The problem is, once you decide to do this mission and start it, there's no backing out. You get into the training program and you just have to keep plowing through it until you beat it.

It's completely linear, and just as completely combat oriented. I was only level 8 when I entered and I was playing someone who was more geared towards stealth than combat. It really annoyed me, after the first part which is stealthy, you get a silenced pistol (awesome), but after that your "commanding officer" takes away you stuff and lets you pick a small group of weapons. My explosives skill wasn't bad, the highest of my combat skills, so I took a rocket launcher and 10mm submachine gun. They didn't have any stealth weapons, and everything after that was basically running along a clear-cut path to the eventual end. Unlike the Pitt, which I'll probably review later on, which was another little world to explore and find interesting people, places and things, this felt more like a Call of Duty game where you're just running along a linear path, following orders from someone you have no emotional attachment to (though, since I'm playing through with an evil cannibal, I don't make any emotional attachments), to complete a mission you couldn't care less about.

Oh, I forgot about the snipers.

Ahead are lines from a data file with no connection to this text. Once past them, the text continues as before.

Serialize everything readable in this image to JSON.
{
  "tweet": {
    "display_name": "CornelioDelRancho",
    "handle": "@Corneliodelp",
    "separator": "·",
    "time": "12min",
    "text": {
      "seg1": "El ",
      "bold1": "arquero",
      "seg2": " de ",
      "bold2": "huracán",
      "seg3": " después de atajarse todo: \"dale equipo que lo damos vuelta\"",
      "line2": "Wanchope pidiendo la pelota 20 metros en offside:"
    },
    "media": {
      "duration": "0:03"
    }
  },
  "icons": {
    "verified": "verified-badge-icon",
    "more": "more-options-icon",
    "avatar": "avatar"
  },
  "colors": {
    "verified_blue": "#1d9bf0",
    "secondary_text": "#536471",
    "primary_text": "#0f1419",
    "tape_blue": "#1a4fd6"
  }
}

Fuck those fucking snipers. They're invisible, incredibly hard to hit, always far away from you cause their fucking snipers. To the right here is a picture of them. I couldn't find any gameplay pictures, probably because their almost always invisible. Oh, and you don't take any of your items with you into the game, so if you get injured the only way to heal is by going to little health machines to heal you.

Overall: D, sorry. I feel bad for giving it this grade. Partly because I'm such a fan of the series. But that's also the very reason I gave it that grade. It feels like something out of an alternate dimension or something. Like it's very makeup doesn't belong in the Fallout Universe and kind of just leaked into it from some other game universe. Doom, maybe?